Park management responsibilities will be negotiated between the department and the Traditional Owners (represented by a land trust) but will vary from park to park. Traditional Owners will be involved at every stage of management and obtain all the financial benefits that come from managing the land, whether that’s ecotourism, ranger employment, or any other kind of arrangement.
A stronghold for biodiversity
CYPALs make up some of the most biodiverse areas on the continent. Among these is the Daintree Rainforest, the oldest surviving rainforest on Earth. It contains 30% of the frog, reptile and marsupial species in Australia, and 90% her bat and butterfly species.
It also includes pine tree species that evolved in the Jurassic period, and ferns like Marattiaceae which evolved after the Devonian extinction, and Osmundaceae which predates the dinosaurs by an era; both of which are the only remaining families of the orders they belong to.

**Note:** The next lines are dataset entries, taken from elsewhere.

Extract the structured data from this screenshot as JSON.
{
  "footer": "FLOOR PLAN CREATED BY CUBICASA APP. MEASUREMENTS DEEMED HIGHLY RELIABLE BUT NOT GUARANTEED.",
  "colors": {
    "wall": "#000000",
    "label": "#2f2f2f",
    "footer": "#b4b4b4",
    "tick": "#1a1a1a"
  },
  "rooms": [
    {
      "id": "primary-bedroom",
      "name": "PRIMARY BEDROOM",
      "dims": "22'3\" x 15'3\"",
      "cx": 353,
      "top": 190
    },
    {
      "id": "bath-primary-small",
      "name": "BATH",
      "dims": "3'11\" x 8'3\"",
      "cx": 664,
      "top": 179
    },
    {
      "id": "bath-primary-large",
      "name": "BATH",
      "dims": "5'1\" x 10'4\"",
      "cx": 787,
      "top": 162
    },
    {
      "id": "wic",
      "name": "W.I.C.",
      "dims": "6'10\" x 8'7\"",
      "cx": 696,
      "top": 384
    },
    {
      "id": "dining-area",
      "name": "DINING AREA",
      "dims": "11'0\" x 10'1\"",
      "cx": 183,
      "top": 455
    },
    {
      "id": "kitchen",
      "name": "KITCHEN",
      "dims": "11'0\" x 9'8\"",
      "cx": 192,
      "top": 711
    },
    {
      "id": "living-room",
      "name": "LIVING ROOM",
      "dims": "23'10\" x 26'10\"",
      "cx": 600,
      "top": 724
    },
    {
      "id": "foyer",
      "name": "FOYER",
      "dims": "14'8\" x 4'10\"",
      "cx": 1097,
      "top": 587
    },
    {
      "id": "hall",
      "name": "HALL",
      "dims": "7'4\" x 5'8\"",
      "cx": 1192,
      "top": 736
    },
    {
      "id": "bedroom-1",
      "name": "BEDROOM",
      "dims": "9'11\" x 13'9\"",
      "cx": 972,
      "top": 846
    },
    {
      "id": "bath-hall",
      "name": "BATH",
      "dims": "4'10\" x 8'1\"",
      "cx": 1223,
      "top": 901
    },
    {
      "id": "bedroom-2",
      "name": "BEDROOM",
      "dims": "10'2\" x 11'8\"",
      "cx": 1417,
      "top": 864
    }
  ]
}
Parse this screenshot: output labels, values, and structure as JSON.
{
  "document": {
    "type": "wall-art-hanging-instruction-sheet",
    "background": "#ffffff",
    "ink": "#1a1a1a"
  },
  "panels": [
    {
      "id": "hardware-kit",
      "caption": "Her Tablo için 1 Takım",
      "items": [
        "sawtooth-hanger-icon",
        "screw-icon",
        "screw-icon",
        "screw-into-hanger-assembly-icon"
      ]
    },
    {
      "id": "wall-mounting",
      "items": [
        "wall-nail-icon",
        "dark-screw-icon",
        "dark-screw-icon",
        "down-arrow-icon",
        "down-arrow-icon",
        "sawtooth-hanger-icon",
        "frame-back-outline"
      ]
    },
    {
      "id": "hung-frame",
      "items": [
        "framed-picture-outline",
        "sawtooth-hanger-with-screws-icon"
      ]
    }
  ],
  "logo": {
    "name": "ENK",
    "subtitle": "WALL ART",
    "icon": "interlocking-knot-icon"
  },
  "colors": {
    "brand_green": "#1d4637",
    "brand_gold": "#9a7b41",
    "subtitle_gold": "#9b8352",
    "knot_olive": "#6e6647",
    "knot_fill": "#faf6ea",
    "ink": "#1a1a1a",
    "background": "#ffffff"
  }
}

The geologic history is old, and part of Australia’s Great Dividing Range reaches up into the peninsula. Sandstone, limestone, schist, and dolomite coupled with the mountain range’s age means that erosion has dramatically shaped the landscape, creating features like Barron Gorge, Blencoe Gorge and Girringun, two areas within the Wet Tropics of Australia UNESCO World Heritage Site, and which are studded with dramatic waterfalls.
The range, which is not a continual range and actually a series of cordilleras, or broken up smaller ranges, also contains Wooroonooran, the highest mountain in Queensland, and an important bird area as designated by BirdLife International.
Wooroonooran contains a large population of the endangered southern cassowary, as well as prime habitat for most of the endemic bird species of the peninsula.